何度も語られた叔父の言葉はぼんやりした頭の中にいつしか刻み込まれて、都は二人にとって憧れの土地になっていった。

「あんなに金があるのになぁ、どうして貧乏人からもっと取り上げようとするんだろうなぁ、金持ちは」
いつも明るく粗野な叔父であったが、時折寂しげに呟くこともあった。
この村は貧乏だが、人々は幸せに暮らしている。
しかし、辺りの村では口減らしが行われているとか、女が体を売って稼いでいるとか、酷い現実が罷り通っていることも確かであった。

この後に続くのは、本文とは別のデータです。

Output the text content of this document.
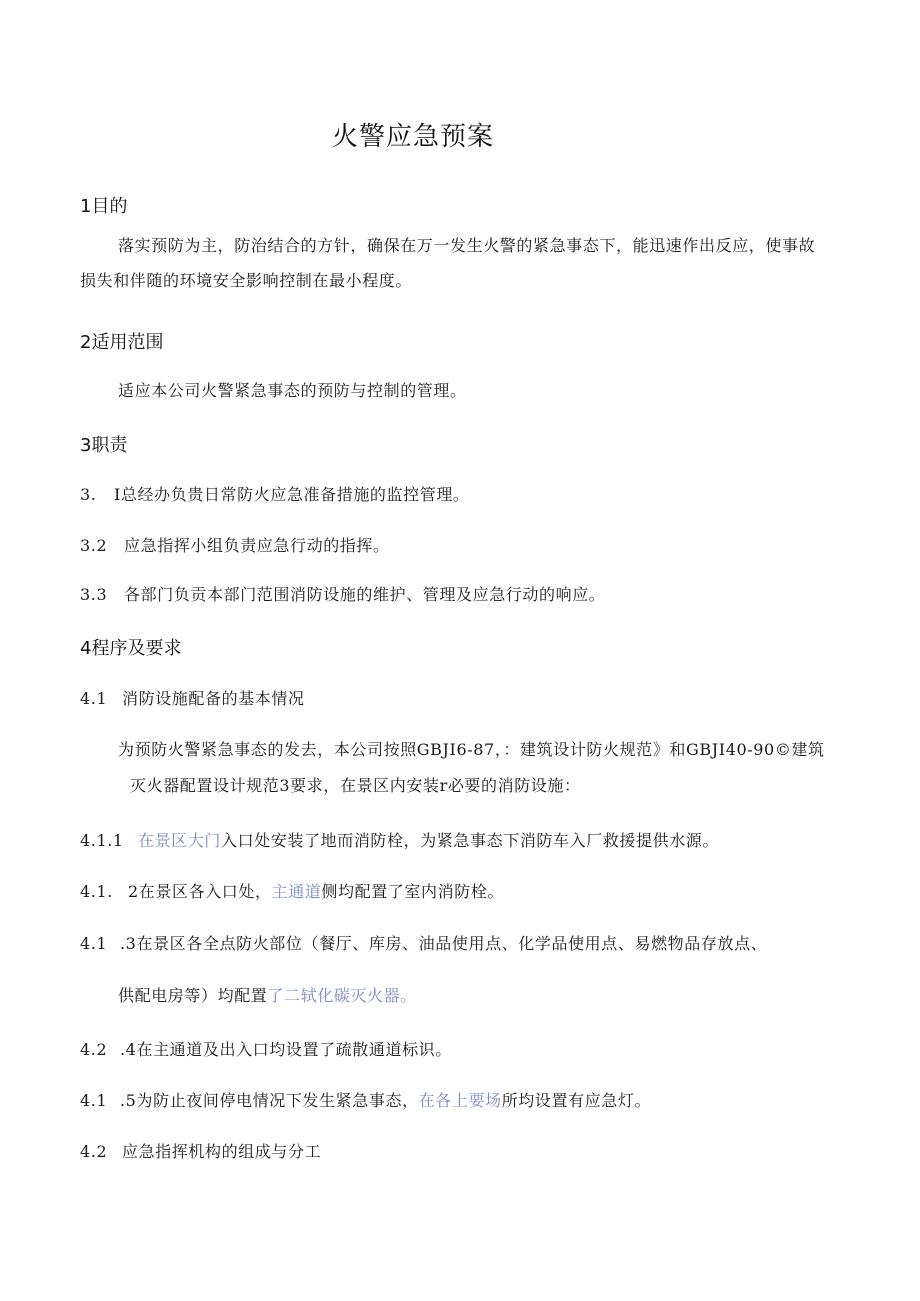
火警应急预案
1目的
落实预防为主，防治结合的方针，确保在万一发生火警的紧急事态下，能迅速作出反应，使事故
损失和伴随的环境安全影响控制在最小程度。
2适用范围
适应本公司火警紧急事态的预防与控制的管理。
3职责
3. I总经办负贵日常防火应急准备措施的监控管理。
3.2 应急指挥小组负责应急行动的指挥。
3.3 各部门负贡本部门范围消防设施的维护、管理及应急行动的响应。
4程序及要求
4.1 消防设施配备的基本情况
为预防火警紧急事态的发去，本公司按照GBJI6-87，：建筑设计防火规范》和GBJI40-90©建筑
灭火器配置设计规范3要求，在景区内安装r必要的消防设施：
4.1.1 在景区大门入口处安装了地而消防栓，为紧急事态下消防车入厂救援提供水源。
4.1. 2在景区各入口处，主通道侧均配置了室内消防栓。
4.1 .3在景区各全点防火部位（餐厅、库房、油品使用点、化学品使用点、易燃物品存放点、
供配电房等）均配置了二轼化碳灭火器。
4.2 .4在主通道及出入口均设置了疏散通道标识。
4.1 .5为防止夜间停电情况下发生紧急事态，在各上要场所均设置有应急灯。
4.2 应急指挥机构的组成与分工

今は貧しいながらも慎ましやかに暮らすこの村も、いつそんなことになろうかとも分からない。
「領主さまに逆らってはいけないよ」
村に課せられる税は、この辺りの土地をまとめる領主の匙加減一つ。
シャオもウェイも、小さい頃から大人たちにそう言い聞かされて育ってきた。